As variações de humor são bem comuns. Há dias em que estamos animados e felizes, mas em outros a vida nos traz tantos problemas que o desânimo nos pega de jeito. Todos passam por momentos assim, mas quando o período de mau humor se prolonga, mudando o comportamento e afetando o relacionamento com os outros, pode ser sinal do chamado transtorno bipolar do humor, uma doença que exige tratamento.
O professor de psiquiatria da Universidade Federal do Paraná (UFPR), Osmar Ratzek, explica que existem variações da doença. Os casos mais graves que anteriormente eram chamados de psicose e maníaco-depressivo são os menos comuns, aparecendo raramente hoje em dia.
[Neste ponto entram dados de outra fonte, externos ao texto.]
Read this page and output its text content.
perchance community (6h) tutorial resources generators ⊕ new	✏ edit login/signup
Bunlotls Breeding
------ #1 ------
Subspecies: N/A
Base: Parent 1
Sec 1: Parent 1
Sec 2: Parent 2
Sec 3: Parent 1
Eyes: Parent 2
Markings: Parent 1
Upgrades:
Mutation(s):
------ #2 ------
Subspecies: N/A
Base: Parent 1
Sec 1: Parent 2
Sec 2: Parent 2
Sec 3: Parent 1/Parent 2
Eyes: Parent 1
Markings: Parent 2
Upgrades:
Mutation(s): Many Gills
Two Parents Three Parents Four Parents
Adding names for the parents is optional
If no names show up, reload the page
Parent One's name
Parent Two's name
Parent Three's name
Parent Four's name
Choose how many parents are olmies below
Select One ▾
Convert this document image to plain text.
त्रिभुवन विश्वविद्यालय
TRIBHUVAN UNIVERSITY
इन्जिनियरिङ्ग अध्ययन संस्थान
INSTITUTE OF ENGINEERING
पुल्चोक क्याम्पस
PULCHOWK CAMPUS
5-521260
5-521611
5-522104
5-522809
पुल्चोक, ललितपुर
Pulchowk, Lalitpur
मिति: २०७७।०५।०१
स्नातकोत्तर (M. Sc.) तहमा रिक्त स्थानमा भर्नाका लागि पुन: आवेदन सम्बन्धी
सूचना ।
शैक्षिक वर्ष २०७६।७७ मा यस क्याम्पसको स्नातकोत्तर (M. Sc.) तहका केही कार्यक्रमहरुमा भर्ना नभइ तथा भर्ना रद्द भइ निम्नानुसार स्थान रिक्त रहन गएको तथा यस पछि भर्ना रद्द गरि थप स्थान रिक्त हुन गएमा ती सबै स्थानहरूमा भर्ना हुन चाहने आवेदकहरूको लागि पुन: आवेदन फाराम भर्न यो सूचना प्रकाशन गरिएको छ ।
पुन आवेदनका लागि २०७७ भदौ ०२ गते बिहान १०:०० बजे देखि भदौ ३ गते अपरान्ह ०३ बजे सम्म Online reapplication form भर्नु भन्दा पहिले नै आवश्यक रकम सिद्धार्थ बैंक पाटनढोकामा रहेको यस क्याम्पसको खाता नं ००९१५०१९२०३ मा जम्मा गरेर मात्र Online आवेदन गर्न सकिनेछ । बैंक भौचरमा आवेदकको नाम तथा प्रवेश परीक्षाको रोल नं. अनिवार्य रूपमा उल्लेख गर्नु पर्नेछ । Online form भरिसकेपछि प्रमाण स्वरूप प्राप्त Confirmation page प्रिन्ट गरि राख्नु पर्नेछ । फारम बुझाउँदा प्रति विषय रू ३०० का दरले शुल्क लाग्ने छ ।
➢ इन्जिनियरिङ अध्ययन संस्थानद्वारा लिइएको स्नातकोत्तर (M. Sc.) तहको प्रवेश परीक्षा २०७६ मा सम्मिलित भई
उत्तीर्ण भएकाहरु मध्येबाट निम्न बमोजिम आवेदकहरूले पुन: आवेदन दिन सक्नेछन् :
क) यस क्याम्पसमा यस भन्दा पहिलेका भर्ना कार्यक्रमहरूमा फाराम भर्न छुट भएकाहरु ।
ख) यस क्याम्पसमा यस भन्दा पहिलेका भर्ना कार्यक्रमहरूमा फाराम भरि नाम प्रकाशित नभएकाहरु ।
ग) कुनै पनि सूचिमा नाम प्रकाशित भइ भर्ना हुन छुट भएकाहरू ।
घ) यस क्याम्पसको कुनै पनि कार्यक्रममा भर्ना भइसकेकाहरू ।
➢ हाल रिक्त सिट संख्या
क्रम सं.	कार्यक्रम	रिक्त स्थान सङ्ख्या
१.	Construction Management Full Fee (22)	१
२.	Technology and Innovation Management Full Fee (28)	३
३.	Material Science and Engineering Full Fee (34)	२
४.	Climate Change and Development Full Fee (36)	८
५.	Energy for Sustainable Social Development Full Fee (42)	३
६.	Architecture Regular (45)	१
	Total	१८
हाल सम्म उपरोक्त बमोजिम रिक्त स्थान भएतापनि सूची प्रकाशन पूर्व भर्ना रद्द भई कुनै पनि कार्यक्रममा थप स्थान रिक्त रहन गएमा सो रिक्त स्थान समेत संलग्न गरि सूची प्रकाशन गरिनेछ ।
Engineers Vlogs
As pessoas passam por fases de muita agitação, falam demais, gastam excessivamente e ainda perdem o contato com a realidade.
O tipo mais comum da doença são os casos moderados. As pessoas que estão passando por este problema ficam cerca de 90% do tempo deprimidas, têm desejo de morrer e em outros 10% do tempo estão com extrema euforia, com energia de sobra, querendo arrumar o guarda-roupa de madrugada, por exemplo, para elas não parece nem um pouco estranho.
Segundo o professor, cerca de 5% da população possui o transtorno bipolar. Ele pode aparecer em qualquer idade e o principal responsável pelo surgimento da doença é a genética. Os adolescentes são os mais vulneráveis, a maioria dos casos se manifesta em pessoas que estão nessa fase da vida. Os fatores que podem desencadear o problema são a depressão, o estresse e até alguns remédios. ?Mas só desencadeiam quando já existe um quadro formado da doença?, fala o psiquiatra.
Ratzke diz ainda que algumas vezes aparecem casos mistos do transtorno. Ao mesmo tempo em que a pessoa está depressiva também apresenta um quadro de euforia. Os dois componentes juntos são perigosos porque aumentam o risco de suicídio.
Insônia influencia o dia-a-dia diretamente
Enquanto a maioria das pessoas está dormindo, recuperando as energias para enfrentar as atividades do dia seguinte, a professora Jurema Batiuk, de 51 anos, está acordada. A insônia é uma companheira constante há cerca de sete anos. Ela conta que há dias em que fica acordada até de madrugada e, depois de muito esperar, é que o sono chega. Outras vezes consegue dormir com facilidade, mas depois de algumas horas acorda e só quando o dia está amanhecendo consegue dormir de novo. ?Tem dias em que penso que nem adianta ir para a cama, se deitar não vou dormir?, diz.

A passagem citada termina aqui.